I've been listening to this kid called Kid Brunswick, he's in his early twenties probably so he is actually a kid, Mike Shinoda from Linkin Park helped produce one of his songs...so that's how I found out about him, he's got some pretty interesting stuff. Also In Flames, and then a lot of Sufi/middle eastern music....Oh and my newest release has a song called Abandon Hope, I've been listening to that one A lot!
TSWS: Are you doing live performances?
No, that's a whole other can of worms. I'd need a band and also the time to get together with said band to rehearse.......I'd love to though!
TSWS: This release seems like a big undertaking. What kind of advice might you have for other up and coming artists out there?

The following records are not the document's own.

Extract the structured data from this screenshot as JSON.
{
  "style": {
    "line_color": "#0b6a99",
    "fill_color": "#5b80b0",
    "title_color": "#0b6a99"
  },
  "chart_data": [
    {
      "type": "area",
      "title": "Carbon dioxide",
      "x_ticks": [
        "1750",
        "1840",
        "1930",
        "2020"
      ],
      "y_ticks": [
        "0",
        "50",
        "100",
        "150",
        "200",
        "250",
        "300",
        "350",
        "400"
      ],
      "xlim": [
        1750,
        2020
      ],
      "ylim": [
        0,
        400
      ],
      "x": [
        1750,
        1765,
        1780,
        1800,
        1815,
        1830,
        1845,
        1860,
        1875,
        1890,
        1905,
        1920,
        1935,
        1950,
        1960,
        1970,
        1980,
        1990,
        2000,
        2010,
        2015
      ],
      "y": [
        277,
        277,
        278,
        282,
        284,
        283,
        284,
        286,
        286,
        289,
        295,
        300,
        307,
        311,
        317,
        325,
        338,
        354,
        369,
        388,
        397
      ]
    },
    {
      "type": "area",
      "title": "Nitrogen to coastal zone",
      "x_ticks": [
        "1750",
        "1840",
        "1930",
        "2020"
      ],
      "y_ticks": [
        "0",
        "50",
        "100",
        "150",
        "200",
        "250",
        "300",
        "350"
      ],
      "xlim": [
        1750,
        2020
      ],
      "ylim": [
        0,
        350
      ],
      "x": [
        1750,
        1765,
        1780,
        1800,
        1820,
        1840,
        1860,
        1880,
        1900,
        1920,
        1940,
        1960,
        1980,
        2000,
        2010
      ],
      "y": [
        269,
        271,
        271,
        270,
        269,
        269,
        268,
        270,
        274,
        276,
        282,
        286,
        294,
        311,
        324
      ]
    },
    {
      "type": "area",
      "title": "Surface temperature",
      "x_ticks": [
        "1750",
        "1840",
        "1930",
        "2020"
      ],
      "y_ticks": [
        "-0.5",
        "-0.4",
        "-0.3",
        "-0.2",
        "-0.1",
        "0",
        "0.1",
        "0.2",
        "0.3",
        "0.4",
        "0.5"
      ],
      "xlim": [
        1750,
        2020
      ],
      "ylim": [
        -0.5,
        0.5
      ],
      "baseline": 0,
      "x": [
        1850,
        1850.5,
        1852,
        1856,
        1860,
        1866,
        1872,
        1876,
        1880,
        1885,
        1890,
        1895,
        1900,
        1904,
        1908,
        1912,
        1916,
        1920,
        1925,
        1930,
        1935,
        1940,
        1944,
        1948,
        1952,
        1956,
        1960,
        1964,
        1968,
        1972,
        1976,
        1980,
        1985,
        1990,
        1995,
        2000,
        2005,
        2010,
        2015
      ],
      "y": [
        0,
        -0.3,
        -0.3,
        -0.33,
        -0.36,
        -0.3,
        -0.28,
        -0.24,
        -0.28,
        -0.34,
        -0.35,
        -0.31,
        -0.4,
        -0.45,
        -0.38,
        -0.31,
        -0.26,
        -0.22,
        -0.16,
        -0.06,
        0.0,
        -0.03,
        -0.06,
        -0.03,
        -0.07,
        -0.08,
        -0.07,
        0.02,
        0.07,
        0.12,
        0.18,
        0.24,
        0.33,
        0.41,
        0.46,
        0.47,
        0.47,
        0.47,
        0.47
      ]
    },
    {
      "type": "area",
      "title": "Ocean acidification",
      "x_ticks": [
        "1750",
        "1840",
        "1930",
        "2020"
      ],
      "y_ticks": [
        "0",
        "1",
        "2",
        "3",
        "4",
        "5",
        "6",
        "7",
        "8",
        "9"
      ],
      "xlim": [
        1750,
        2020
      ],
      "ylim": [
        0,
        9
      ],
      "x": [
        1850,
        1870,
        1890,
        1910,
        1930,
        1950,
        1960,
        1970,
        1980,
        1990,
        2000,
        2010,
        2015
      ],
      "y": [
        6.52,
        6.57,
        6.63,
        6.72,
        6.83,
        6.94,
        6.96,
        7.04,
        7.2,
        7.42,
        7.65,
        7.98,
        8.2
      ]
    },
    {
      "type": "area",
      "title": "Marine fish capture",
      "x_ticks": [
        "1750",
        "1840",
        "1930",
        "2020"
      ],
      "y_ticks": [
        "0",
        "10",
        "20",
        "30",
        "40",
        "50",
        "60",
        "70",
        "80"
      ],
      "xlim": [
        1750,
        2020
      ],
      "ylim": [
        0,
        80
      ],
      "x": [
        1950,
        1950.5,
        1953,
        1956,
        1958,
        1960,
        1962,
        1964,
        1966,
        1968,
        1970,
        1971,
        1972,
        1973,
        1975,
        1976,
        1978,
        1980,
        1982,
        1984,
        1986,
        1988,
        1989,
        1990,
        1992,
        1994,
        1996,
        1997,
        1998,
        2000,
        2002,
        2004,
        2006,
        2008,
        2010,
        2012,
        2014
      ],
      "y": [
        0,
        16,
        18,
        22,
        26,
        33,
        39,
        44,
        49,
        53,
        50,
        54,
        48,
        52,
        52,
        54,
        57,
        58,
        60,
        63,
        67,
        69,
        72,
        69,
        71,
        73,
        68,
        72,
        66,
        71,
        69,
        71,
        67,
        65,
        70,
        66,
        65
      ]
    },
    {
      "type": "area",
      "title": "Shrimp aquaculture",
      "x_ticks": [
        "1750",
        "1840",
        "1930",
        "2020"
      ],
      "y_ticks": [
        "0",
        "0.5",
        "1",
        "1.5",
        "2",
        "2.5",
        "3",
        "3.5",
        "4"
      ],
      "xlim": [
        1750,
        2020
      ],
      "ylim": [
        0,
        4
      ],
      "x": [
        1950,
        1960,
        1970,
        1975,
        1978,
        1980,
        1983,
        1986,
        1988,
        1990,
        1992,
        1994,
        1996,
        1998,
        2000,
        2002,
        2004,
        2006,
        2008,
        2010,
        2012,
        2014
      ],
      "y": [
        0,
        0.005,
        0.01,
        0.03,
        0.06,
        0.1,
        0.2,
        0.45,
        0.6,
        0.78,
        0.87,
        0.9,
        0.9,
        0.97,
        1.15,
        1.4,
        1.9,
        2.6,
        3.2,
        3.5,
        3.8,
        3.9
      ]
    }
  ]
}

For me it's always been about just focusing on learning about myself, if you know who you are then you know what to do and you also know WHY you're doing it....meaning I think something is only hard if it's not actually aligned with our deeper life purpose. So align with your purpose and be open to it being different then what you had originally thought and then you'll be good. It's still going to be hard but when we align with our purpose the hard parts become somewhat "awesome" because we have the bigger perspective and context of what we are actually doing and even though it's a lot of "work" we can actually rest in the peace of mind that comes from being so clear with ourselves. And then you just have to really prioritize deep focused practice, where you get lost and hours go by and you've been just hammering it out. I learned about that with guitar when I was young and it's definitely carried over now as I've spent that sort of time learning and getting better at recording and doing the production side of things.
TSWS: Before we go, what would you like to say to fans of the music
I'd just quote Eddie Murphy from his SNL Buckwheat sings sketch where he says "Buy my record, Otay"!